I leaned forward across the table some more; my head turned to the right, barely touching the window so I could watch the pair fly peacefully up the creek. Very, calm… very tranquil. “BLAM”… Something slammed loudly into the window right in front of my face! It sounded like a gun going off! I reeled backwards in cold medicine induced slow motion. “Arrrrrrrrrgh!” I bellowed, sounding strangely like Arnold Schwarzenegger. As I began to realize that I hadn’t been shot I looked back out the window just in time to see that a dove had just performed a “Kamikaze maneuver” straight into our window! A Red Shouldered Hawk had dive-bombed our bird feeder leaving behind a cloud of dove feathers and panicked doves frantically scattering in every direction.

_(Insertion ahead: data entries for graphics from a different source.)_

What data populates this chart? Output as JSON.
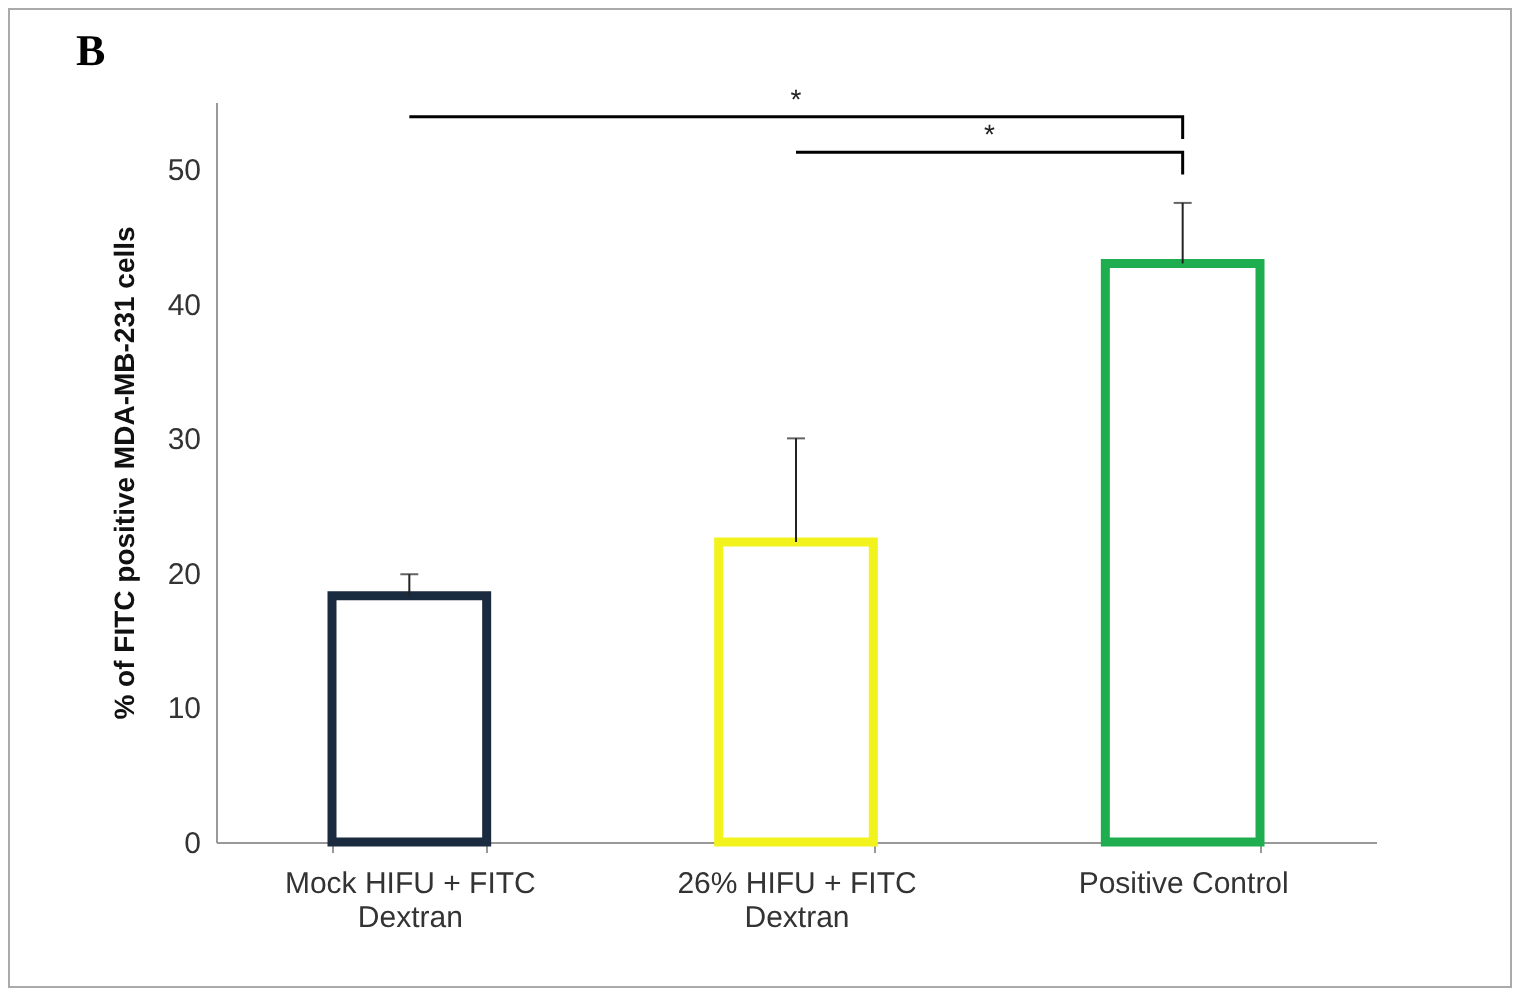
{
  "chart_data": {
    "type": "bar",
    "title": "B",
    "ylabel": "% of FITC positive MDA-MB-231 cells",
    "categories": [
      "Mock HIFU + FITC Dextran",
      "26% HIFU + FITC Dextran",
      "Positive Control"
    ],
    "values": [
      18.3,
      22.3,
      43.0
    ],
    "errors": [
      1.6,
      7.7,
      4.5
    ],
    "colors": [
      "#1a2a3f",
      "#f2f21c",
      "#1fae4f"
    ],
    "ylim": [
      0,
      55
    ],
    "yticks": [
      0,
      10,
      20,
      30,
      40,
      50
    ],
    "grid": false,
    "annotations": [
      "*",
      "*"
    ]
  }
}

The hawk came to a rest on a custard apple branch and calmly sat there admiring his handiwork.
Even though I’m not a professional birder and even though all doves pretty much look alike, there’s at least one that I can pick out of a line up. It has left a perfect “dove smudge” imprint of his surprised bird face, wings a skewed to the sides, on our window. Actually, as I look at the smudge now, it’s probably the same expression that was on my face at the instant of impact. Of course, the dove (unless it has window pane induce amnesia) probably won’t ever forget what I look like either.